Gli schifosi

Santiago Lorenzo – Blackie edizioni – traduzione Bruno Arpia

“Ricordo il giorno in cui stavamo facendo il tipico gioco di cosa chiederesti al genio della lampada se ti comparisse davanti. Io, che non sono mai stato molto originale, chiedevo di poter volare o di essere invisibile.
Lui se ne uscì dicendo che non gli interessava nessuno dei due desideri. Volare, lo si poteva già fare, con Google Maps. E invisibile si sentiva già, perché nessuno gli faceva caso. Mi rispose che lui avrebbe chiesto di non dover dormire. Che gli rompeva e gli strarompeva essere impegnato nelle sue cose e sentire gli occhi che gli si cominciavano a chiudere sul più bello, senza poter fare nulla contro il sonno. Lui avrebbe scelto di liberarsi di quella schiavitù e passare la vista sveglio, in piedi e intento alle sue solitarie fascinazioni.”


Manuel è stato un ragazzino atipico, uno di quelli che venivano chiamati “bambini delle chiavi” perché figli di genitori così impegnati che, non avendo tempo di occuparsi dei figli, consegnavano loro le chiavi di casa e l’indipendenza che ne conseguiva. Manuel cresce sapendosi arrangiare, ma con pochi affetti e tanta difficoltà nel creare legami: il suo unico punto di riferimento è lo zio acquisito, colui che diventa voce narrante di questa storia.

Ed è questa, secondo me, la “genialata” di Santiago Lorenzo, farci raccontare il tutto da un personaggio secondario, ma coinvolto nei fatti, un personaggio che non partecipa alle azioni, ma ne riceve la narrazione.

Ma andiamo per ordine.


“Iniziò dal principio. Mi disse che era arrivato a Zarzahuriel forzato dalle circostanze e da un cacciavite. Si era visto sospinto in un ambiente sconosciuto a cui aveva cercato di adeguarsi. Con un tale successo che ormai non si vedeva più a condurre un’altra vita rispetto a quella che conduceva lì, immerso fino alle orecchie nell’impresa suprema di fare in ogni istante soltanto ciò che voleva fare. Disse testualmente che non si era mai sentito meglio nella sua ca**o di vita.”


Manuel, ormai adulto, durante una manifestazione alla quale non sta partecipando colpisce (per legittima difesa) con un cacciavite un agente di polizia.

Spaventato dalle conseguenze dell’atto, scappa, non sapendo se ha lasciato l’agente ferito o morto.

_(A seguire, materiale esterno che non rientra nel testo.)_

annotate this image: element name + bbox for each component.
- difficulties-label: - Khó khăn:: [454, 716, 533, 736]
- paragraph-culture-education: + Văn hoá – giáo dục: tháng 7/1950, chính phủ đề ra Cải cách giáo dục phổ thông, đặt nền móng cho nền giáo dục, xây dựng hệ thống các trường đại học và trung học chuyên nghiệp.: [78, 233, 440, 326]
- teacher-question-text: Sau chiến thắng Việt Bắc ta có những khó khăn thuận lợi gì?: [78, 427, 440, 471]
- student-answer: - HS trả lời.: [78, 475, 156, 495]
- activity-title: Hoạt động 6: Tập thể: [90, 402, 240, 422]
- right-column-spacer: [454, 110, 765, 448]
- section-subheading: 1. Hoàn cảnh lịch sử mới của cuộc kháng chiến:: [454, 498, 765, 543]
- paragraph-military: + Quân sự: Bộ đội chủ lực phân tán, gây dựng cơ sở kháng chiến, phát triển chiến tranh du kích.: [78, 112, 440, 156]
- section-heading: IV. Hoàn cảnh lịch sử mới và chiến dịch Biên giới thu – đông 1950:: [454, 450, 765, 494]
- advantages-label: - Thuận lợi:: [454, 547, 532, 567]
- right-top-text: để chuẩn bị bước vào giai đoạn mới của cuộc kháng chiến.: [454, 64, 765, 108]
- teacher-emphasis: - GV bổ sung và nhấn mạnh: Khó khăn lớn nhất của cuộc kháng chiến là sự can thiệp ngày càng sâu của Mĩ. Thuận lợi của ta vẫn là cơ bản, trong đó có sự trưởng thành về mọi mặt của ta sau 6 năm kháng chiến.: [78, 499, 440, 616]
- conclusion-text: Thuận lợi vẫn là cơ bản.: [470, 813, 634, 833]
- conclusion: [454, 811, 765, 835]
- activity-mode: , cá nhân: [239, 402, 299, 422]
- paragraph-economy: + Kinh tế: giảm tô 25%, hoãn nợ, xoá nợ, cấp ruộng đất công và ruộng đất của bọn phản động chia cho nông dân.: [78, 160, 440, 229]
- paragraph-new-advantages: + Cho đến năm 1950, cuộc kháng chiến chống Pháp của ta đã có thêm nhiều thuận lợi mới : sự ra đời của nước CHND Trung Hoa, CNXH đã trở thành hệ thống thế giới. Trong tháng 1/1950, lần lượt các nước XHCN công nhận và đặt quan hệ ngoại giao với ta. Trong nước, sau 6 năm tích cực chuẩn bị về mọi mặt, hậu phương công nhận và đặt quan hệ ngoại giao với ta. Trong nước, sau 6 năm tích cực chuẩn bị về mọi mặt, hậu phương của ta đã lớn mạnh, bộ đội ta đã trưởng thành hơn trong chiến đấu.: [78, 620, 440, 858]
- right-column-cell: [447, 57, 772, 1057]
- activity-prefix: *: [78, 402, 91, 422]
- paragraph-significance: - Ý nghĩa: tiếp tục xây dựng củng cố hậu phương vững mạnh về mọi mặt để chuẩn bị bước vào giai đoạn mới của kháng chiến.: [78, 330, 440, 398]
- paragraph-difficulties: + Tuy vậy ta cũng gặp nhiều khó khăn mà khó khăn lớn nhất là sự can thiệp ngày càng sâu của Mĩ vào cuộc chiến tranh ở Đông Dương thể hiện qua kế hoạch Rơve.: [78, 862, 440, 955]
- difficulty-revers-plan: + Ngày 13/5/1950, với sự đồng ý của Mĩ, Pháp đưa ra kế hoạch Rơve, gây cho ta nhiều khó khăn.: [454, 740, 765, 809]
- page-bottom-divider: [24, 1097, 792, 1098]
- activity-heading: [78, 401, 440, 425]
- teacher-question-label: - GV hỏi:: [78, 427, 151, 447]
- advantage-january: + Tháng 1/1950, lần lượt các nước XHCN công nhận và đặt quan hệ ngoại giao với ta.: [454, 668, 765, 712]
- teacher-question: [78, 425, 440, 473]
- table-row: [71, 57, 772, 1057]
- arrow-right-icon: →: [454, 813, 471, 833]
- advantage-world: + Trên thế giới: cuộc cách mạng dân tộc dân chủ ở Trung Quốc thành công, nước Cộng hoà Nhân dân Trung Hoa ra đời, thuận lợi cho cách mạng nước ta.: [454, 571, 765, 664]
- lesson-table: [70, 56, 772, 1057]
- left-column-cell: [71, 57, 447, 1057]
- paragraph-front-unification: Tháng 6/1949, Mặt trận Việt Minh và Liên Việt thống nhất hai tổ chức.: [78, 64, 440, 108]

E continua a scappare fino a raggiungere un villaggio disabitato


“Lo chiamerò Zarzahuriel, figurativamente, secondo una denominazione inventata e arbitraria”


aiutato nel cancellare le tracce da quell’unico zio del quale si può fidare.

Inizia così per lui un periodo di adattamento alla nuova situazione, nella nuova casa della quale si è impossessato, in quel villaggio dove si ritrova a essere unico abitante; lontano da comodità e collegamenti moderni (zio e nipote si parlano ogni sera – questo l’escamotage narrativo che permette al nostro narratore di essere credibile per il lettore – attraverso cellulari non localizzabili, ricaricati in modo rocambolesco e ingegnoso). Ma non mi soffermerò a raccontarvi cosa si inventano zio e nipote per la sopravvivenza di Manuel, perché questa è gran parte della storia, vi dirò solo che, piano piano, Manuel capisce di aver bisogno di pochissimo. Capisce di vivere bene così, da solo, nel silenzio


“Cadeva la sera e non avvertiva la necessità di scambiare parole con alcuno individuo […] Finiva la settimana e non sentiva il desiderio di trovarsi con degli amici o con una donna. Si congratulava di sollievo, difatti, quando deduceva che aveva dato appuntamento soltanto a sé stesso.”


Capisce la vera importanza del tempo


“Con la sua povertà auto approvvigionata avrebbe comprato tempo, perché passava momenti molto più belli al mercato delle ore che a quello della frutta e verdura.”


Ma il titolo di questo romanzo è Gli schifosi e gli schifosi avranno un ruolo in questa storia. Ma qua mi fermo e mi limito a consigliarvi la lettura di questo romanzo divertente in modo intelligente; un romanzo che fa riflettere sul troppo che abbiamo e su come l’essenziale sia ciò che non può e non deve essere acquistato


“Disse che non voleva mangiarini complicati se per poterli acquistare doveva accorciare le sue passeggiate, o interrompere la lettura degli Austral, o trascurare le sue zucche, o smettere di cacciare le mosche con gli elastici, o alzarsi da uno scranno da cui stava guardano una nube a forma di mappa della Russia.”